Universitas Airlangga Miliki Pusat Penelitian dan Pengembangan Sel Punca
Oleh
IQBAL BASYARI
·2 menit baca
SURABAYA, KOMPAS — Menteri Riset, Teknologi, dan Pendidikan Tinggi Mohamad Nasir meresmikan Pusat Penelitian dan Pengembangan Stem Cell Universitas Airlangga, Rabu (11/7/2018) di Surabaya.
Lembaga yang menjadi pusat riset dan pelatihan (teaching industry) serta berlokasi di gedung Lembaga Penyakit Tropis Kampus C Universitas Airlangga tersebut akan menjadi tempat penelitian dan pengembangan di bidang sel punca (stem cell) dan produk-produk yang terkait sel punca.
Nasir mengatakan, saat ini banyak industri yang tertarik mengembangkan sel punca.
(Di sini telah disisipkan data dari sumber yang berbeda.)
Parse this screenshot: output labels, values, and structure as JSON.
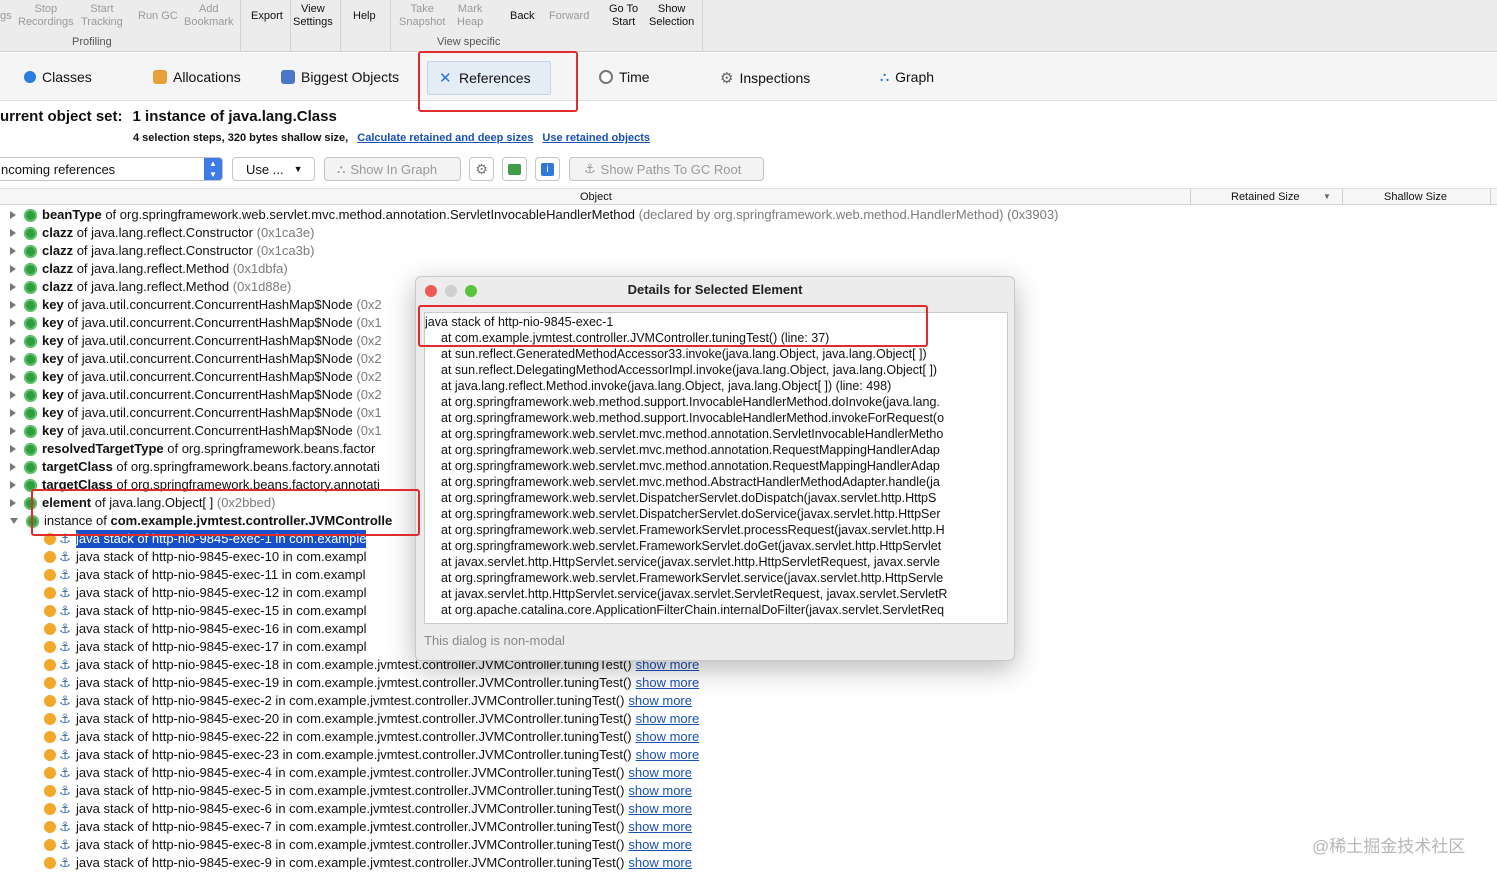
{
  "toolbar": {
    "profiling": [
      {
        "label": "gs",
        "enabled": false
      },
      {
        "label": "Stop\nRecordings",
        "enabled": false
      },
      {
        "label": "Start\nTracking",
        "enabled": false
      },
      {
        "label": "Run GC",
        "enabled": false
      },
      {
        "label": "Add\nBookmark",
        "enabled": false
      }
    ],
    "profiling_caption": "Profiling",
    "export": "Export",
    "view_settings": "View\nSettings",
    "help": "Help",
    "view_specific": [
      {
        "label": "Take\nSnapshot",
        "enabled": false
      },
      {
        "label": "Mark\nHeap",
        "enabled": false
      },
      {
        "label": "Back",
        "enabled": true
      },
      {
        "label": "Forward",
        "enabled": false
      },
      {
        "label": "Go To\nStart",
        "enabled": true
      },
      {
        "label": "Show\nSelection",
        "enabled": true
      }
    ],
    "view_specific_caption": "View specific"
  },
  "tabs": [
    {
      "label": "Classes",
      "icon": "classes-icon",
      "color": "#2a7de1"
    },
    {
      "label": "Allocations",
      "icon": "allocations-icon",
      "color": "#e8a13a"
    },
    {
      "label": "Biggest Objects",
      "icon": "biggest-objects-icon",
      "color": "#4a78c8"
    },
    {
      "label": "References",
      "icon": "references-icon",
      "color": "#2a6fd6"
    },
    {
      "label": "Time",
      "icon": "time-icon",
      "color": "#777777"
    },
    {
      "label": "Inspections",
      "icon": "inspections-icon",
      "color": "#777777"
    },
    {
      "label": "Graph",
      "icon": "graph-icon",
      "color": "#2a6fd6"
    }
  ],
  "object_set": {
    "label": "urrent object set:",
    "value": "1 instance of java.lang.Class",
    "details": "4 selection steps, 320 bytes shallow size,",
    "link1": "Calculate retained and deep sizes",
    "link2": "Use retained objects"
  },
  "controls": {
    "reference_type": "ncoming references",
    "use": "Use ...",
    "show_in_graph": "Show In Graph",
    "show_paths": "Show Paths To GC Root"
  },
  "columns": {
    "object": "Object",
    "retained": "Retained Size",
    "shallow": "Shallow Size"
  },
  "rows": [
    {
      "b": "beanType",
      "t": " of org.springframework.web.servlet.mvc.method.annotation.ServletInvocableHandlerMethod ",
      "g": "(declared by org.springframework.web.method.HandlerMethod) (0x3903)"
    },
    {
      "b": "clazz",
      "t": " of java.lang.reflect.Constructor ",
      "g": "(0x1ca3e)"
    },
    {
      "b": "clazz",
      "t": " of java.lang.reflect.Constructor ",
      "g": "(0x1ca3b)"
    },
    {
      "b": "clazz",
      "t": " of java.lang.reflect.Method ",
      "g": "(0x1dbfa)"
    },
    {
      "b": "clazz",
      "t": " of java.lang.reflect.Method ",
      "g": "(0x1d88e)"
    },
    {
      "b": "key",
      "t": " of java.util.concurrent.ConcurrentHashMap$Node ",
      "g": "(0x2"
    },
    {
      "b": "key",
      "t": " of java.util.concurrent.ConcurrentHashMap$Node ",
      "g": "(0x1"
    },
    {
      "b": "key",
      "t": " of java.util.concurrent.ConcurrentHashMap$Node ",
      "g": "(0x2"
    },
    {
      "b": "key",
      "t": " of java.util.concurrent.ConcurrentHashMap$Node ",
      "g": "(0x2"
    },
    {
      "b": "key",
      "t": " of java.util.concurrent.ConcurrentHashMap$Node ",
      "g": "(0x2"
    },
    {
      "b": "key",
      "t": " of java.util.concurrent.ConcurrentHashMap$Node ",
      "g": "(0x2"
    },
    {
      "b": "key",
      "t": " of java.util.concurrent.ConcurrentHashMap$Node ",
      "g": "(0x1"
    },
    {
      "b": "key",
      "t": " of java.util.concurrent.ConcurrentHashMap$Node ",
      "g": "(0x1"
    },
    {
      "b": "resolvedTargetType",
      "t": " of org.springframework.beans.factor",
      "g": ""
    },
    {
      "b": "targetClass",
      "t": " of org.springframework.beans.factory.annotati",
      "g": ""
    },
    {
      "b": "targetClass",
      "t": " of org.springframework.beans.factory.annotati",
      "g": ""
    },
    {
      "b": "element",
      "t": " of java.lang.Object[ ] ",
      "g": "(0x2bbed)"
    },
    {
      "b": "",
      "t": "instance of ",
      "b2": "com.example.jvmtest.controller.JVMControlle",
      "g": ""
    }
  ],
  "stack_rows": [
    {
      "text": "java stack of http-nio-9845-exec-1 in com.example",
      "more": ""
    },
    {
      "text": "java stack of http-nio-9845-exec-10 in com.exampl",
      "more": ""
    },
    {
      "text": "java stack of http-nio-9845-exec-11 in com.exampl",
      "more": ""
    },
    {
      "text": "java stack of http-nio-9845-exec-12 in com.exampl",
      "more": ""
    },
    {
      "text": "java stack of http-nio-9845-exec-15 in com.exampl",
      "more": ""
    },
    {
      "text": "java stack of http-nio-9845-exec-16 in com.exampl",
      "more": ""
    },
    {
      "text": "java stack of http-nio-9845-exec-17 in com.exampl",
      "more": ""
    },
    {
      "text": "java stack of http-nio-9845-exec-18 in com.example.jvmtest.controller.JVMController.tuningTest()",
      "more": "show more"
    },
    {
      "text": "java stack of http-nio-9845-exec-19 in com.example.jvmtest.controller.JVMController.tuningTest()",
      "more": "show more"
    },
    {
      "text": "java stack of http-nio-9845-exec-2 in com.example.jvmtest.controller.JVMController.tuningTest()",
      "more": "show more"
    },
    {
      "text": "java stack of http-nio-9845-exec-20 in com.example.jvmtest.controller.JVMController.tuningTest()",
      "more": "show more"
    },
    {
      "text": "java stack of http-nio-9845-exec-22 in com.example.jvmtest.controller.JVMController.tuningTest()",
      "more": "show more"
    },
    {
      "text": "java stack of http-nio-9845-exec-23 in com.example.jvmtest.controller.JVMController.tuningTest()",
      "more": "show more"
    },
    {
      "text": "java stack of http-nio-9845-exec-4 in com.example.jvmtest.controller.JVMController.tuningTest()",
      "more": "show more"
    },
    {
      "text": "java stack of http-nio-9845-exec-5 in com.example.jvmtest.controller.JVMController.tuningTest()",
      "more": "show more"
    },
    {
      "text": "java stack of http-nio-9845-exec-6 in com.example.jvmtest.controller.JVMController.tuningTest()",
      "more": "show more"
    },
    {
      "text": "java stack of http-nio-9845-exec-7 in com.example.jvmtest.controller.JVMController.tuningTest()",
      "more": "show more"
    },
    {
      "text": "java stack of http-nio-9845-exec-8 in com.example.jvmtest.controller.JVMController.tuningTest()",
      "more": "show more"
    },
    {
      "text": "java stack of http-nio-9845-exec-9 in com.example.jvmtest.controller.JVMController.tuningTest()",
      "more": "show more"
    }
  ],
  "dialog": {
    "title": "Details for Selected Element",
    "header": "java stack of http-nio-9845-exec-1",
    "frames": [
      "at com.example.jvmtest.controller.JVMController.tuningTest() (line: 37)",
      "at sun.reflect.GeneratedMethodAccessor33.invoke(java.lang.Object, java.lang.Object[ ])",
      "at sun.reflect.DelegatingMethodAccessorImpl.invoke(java.lang.Object, java.lang.Object[ ])",
      "at java.lang.reflect.Method.invoke(java.lang.Object, java.lang.Object[ ]) (line: 498)",
      "at org.springframework.web.method.support.InvocableHandlerMethod.doInvoke(java.lang.",
      "at org.springframework.web.method.support.InvocableHandlerMethod.invokeForRequest(o",
      "at org.springframework.web.servlet.mvc.method.annotation.ServletInvocableHandlerMetho",
      "at org.springframework.web.servlet.mvc.method.annotation.RequestMappingHandlerAdap",
      "at org.springframework.web.servlet.mvc.method.annotation.RequestMappingHandlerAdap",
      "at org.springframework.web.servlet.mvc.method.AbstractHandlerMethodAdapter.handle(ja",
      "at org.springframework.web.servlet.DispatcherServlet.doDispatch(javax.servlet.http.HttpS",
      "at org.springframework.web.servlet.DispatcherServlet.doService(javax.servlet.http.HttpSer",
      "at org.springframework.web.servlet.FrameworkServlet.processRequest(javax.servlet.http.H",
      "at org.springframework.web.servlet.FrameworkServlet.doGet(javax.servlet.http.HttpServlet",
      "at javax.servlet.http.HttpServlet.service(javax.servlet.http.HttpServletRequest, javax.servle",
      "at org.springframework.web.servlet.FrameworkServlet.service(javax.servlet.http.HttpServle",
      "at javax.servlet.http.HttpServlet.service(javax.servlet.ServletRequest, javax.servlet.ServletR",
      "at org.apache.catalina.core.ApplicationFilterChain.internalDoFilter(javax.servlet.ServletReq"
    ],
    "footer": "This dialog is non-modal"
  },
  "watermark": "@稀土掘金技术社区",
  "colors": {
    "accent": "#1750c8",
    "link": "#1a4fb5",
    "highlight": "#e12c2c",
    "green_icon": "#2f9e3f",
    "orange_icon": "#f1a82b"
  }
}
Namun, kebanyakan sulit berkembang karena tidak menggandeng perguruan tinggi.
”Teaching industry dan metabolit sel punca yang dibangun Universitas Airlangga semoga bisa bermanfaat dan memberikan nilai tambah kepada peneliti, industri, dan masyarakat,” ujarnya.
Kementerian Riset, Teknologi, Pendidikan Tinggi, lanjut Nasir, terus berupaya mendorong pengembangan metode pengobatan baru tersebut. Setiap tahun, pemerintah mengalokasikan anggaran sebesar Rp 9,3 miliar per tahun untuk pengembangan sel punca.
Menurut Nasir, semua pihak tidak boleh menutup diri dengan perkembangan dunia kesehatan. Perguruan tinggi dan industri harus terbuka dengan teknologi baru yang ditemukan dosen dan peneliti. Oleh sebab itu, inovasi sel punca harus terus dikembangkan karena bisa memberikan manfaat yang besar terhadap dunia kesehatan.
Ketua Pusat Penelitian dan Pengembangan Stem Cell Universitas Airlangga dr Purwati SpPD K-PTI Finasim mengatakan, sel punca menjadi harapan baru bagi dunia kedokteran ketika perkembangan medical treatment internasional mulai meninggalkan syntetic ke biologycal. ”Hal ini sudah sejalan dengan Revolusi Industri 4.0,” ucapnya.
Hingga saat ini, sudah lebih dari 600 pasien yang menjalani metode pengobatan menggunakan sel punca di Rumah Sakit Dr Soetomo, Surabaya. Umumnya adalah pasien diabetes melitus dengan tingkat keberhasilan 30 persen hingga 100 persen.
Pihaknya kini juga sedang mengembangkan produk metabolit sel punca berupa formula anti-penuaan. Produk berupa serum yang penggunaannya dioleskan ke wajah itu berasal dari plasenta. Harganya bisa lebih murah lima kali lipat dibandingkan dengan produk serupa yang berasal dari luar negeri.
Produk ini sedang didaftarkan ke Badan Pengawas Obat dan Makanan dan diharapkan awal 2019 sudah selesai. ”Setelah selesai registrasi produk, formula anti-penuaan akan diproduksi oleh PT Phapros,” ujar Purwati.
Dia mengatakan, formula anti-penuaan memiliki pasar yang besar di Indonesia. Berdasarkan kajian industri dan Fakultas Ekonomi dan Bisnis Universitas Airlangga, potensi penjualan produk ini dalam 16 tahun mencapai Rp 18,6 triliun.
”Kami siap memproduksi 300 liter selama 2019 dan bisa terus meningkat tiap tahun karena tren permintaan tinggi,” ucap Purwati.